Sounds like a pretty explicit recognition that the Second Amendment protects a right to carry a firearm in public, does it not? If that’s not clear enough for McClenic, there’s also this bit from the third page of the opinion:
The Court has little difficulty concluding also that the plain text of the Second Amendment protects Koch’s and Nash’s proposed course of conduct—carrying handguns publicly for self-defense. Nothing in the Second Amendment’s text draws a home/public distinction with respect to the right to keep and bear arms, and the definition of “bear” naturally encompasses public carry.
McClenic notes that Justice Brett Cavanaugh said in a concurring opinion that nothing in Bruen prohibits states from imposing “shall issue” licensing requirements, but that doesn’t mean that the 27 states that have adopted permitless or constitutional carry are somehow violating the Second Amendment or any other clause in the U.S. Constitution.

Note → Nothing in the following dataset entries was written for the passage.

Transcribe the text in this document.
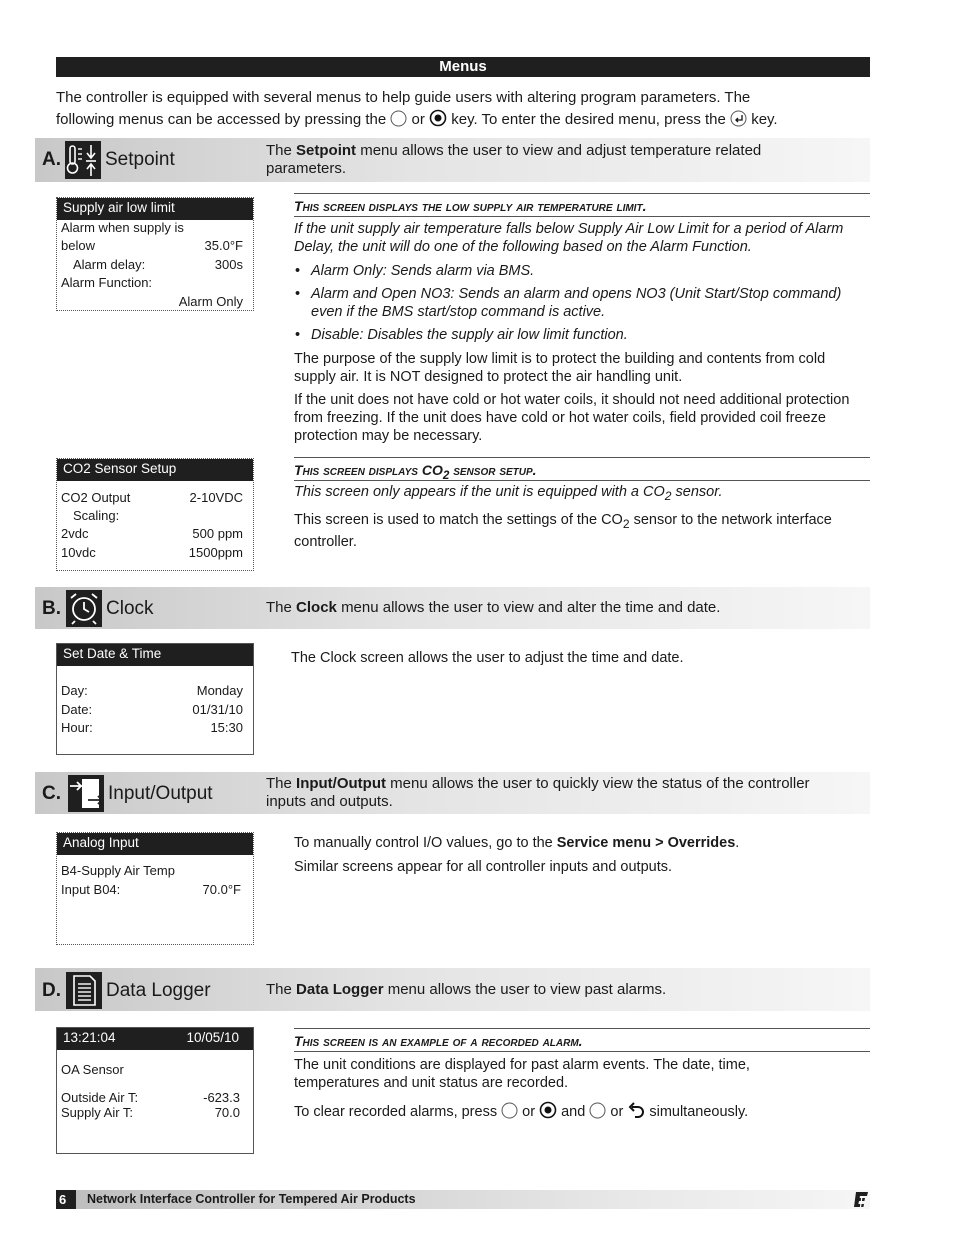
Menus
The controller is equipped with several menus to help guide users with altering program parameters. The
following menus can be accessed by pressing the or key. To enter the desired menu, press the key.
A. Setpoint	The Setpoint menu allows the user to view and adjust temperature related
parameters.
Supply air low limit
Alarm when supply is
below	35.0°F
Alarm delay:	300s
Alarm Function:
Alarm Only
This screen displays the low supply air temperature limit.
If the unit supply air temperature falls below Supply Air Low Limit for a period of Alarm Delay, the unit will do one of the following based on the Alarm Function.
• Alarm Only: Sends alarm via BMS.
• Alarm and Open NO3: Sends an alarm and opens NO3 (Unit Start/Stop command) even if the BMS start/stop command is active.
• Disable: Disables the supply air low limit function.
The purpose of the supply low limit is to protect the building and contents from cold supply air. It is NOT designed to protect the air handling unit.
If the unit does not have cold or hot water coils, it should not need additional protection from freezing. If the unit does have cold or hot water coils, field provided coil freeze protection may be necessary.
CO2 Sensor Setup
CO2 Output	2-10VDC
Scaling:
2vdc	500 ppm
10vdc	1500ppm
This screen displays $CO_2$ sensor setup.
This screen only appears if the unit is equipped with a $CO_2$ sensor.
This screen is used to match the settings of the $CO_2$ sensor to the network interface controller.
B. Clock	The Clock menu allows the user to view and alter the time and date.
Set Date & Time
Day:	Monday
Date:	01/31/10
Hour:	15:30
The Clock screen allows the user to adjust the time and date.
C. Input/Output	The Input/Output menu allows the user to quickly view the status of the controller
inputs and outputs.
Analog Input
B4-Supply Air Temp
Input B04:	70.0°F
To manually control I/O values, go to the Service menu > Overrides.
Similar screens appear for all controller inputs and outputs.
D. Data Logger	The Data Logger menu allows the user to view past alarms.
13:21:04	10/05/10
OA Sensor
Outside Air T:	-623.3
Supply Air T:	70.0
This screen is an example of a recorded alarm.
The unit conditions are displayed for past alarm events. The date, time, temperatures and unit status are recorded.
To clear recorded alarms, press or and or simultaneously.
6	Network Interface Controller for Tempered Air Products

Instead, he complains that the permitless carry law is a “sham” designed to “benefit DeSantis’ presidential ambitions”.
Even if that was the case (and I’m not conceding that McClenic is correct in his assumption), it doesn’t explain why 25 other states adopted permitless carry before DeSantis put pen to paper, nor why other states have done the same since. Nebraska approved its own permitless carry law after Florida, and next year we’re likely to see Louisiana follow suit (and perhaps North and South Carolina as well).
When it comes to the right to carry, the Supreme Court has declared that “may issue” licensing regimes that deny average gun owners their right to bear arms through the use of arbitrary and capricious standards is unconstitutional. There’s nothing in the Bruen decision, however, that even remotely hints that “shall issue” licensing regimes must be in place in order to comport with the Constitution. The Florida statute might offend McClenic’s sensibilities, but it doesn’t violate anyone’s constitutional rights.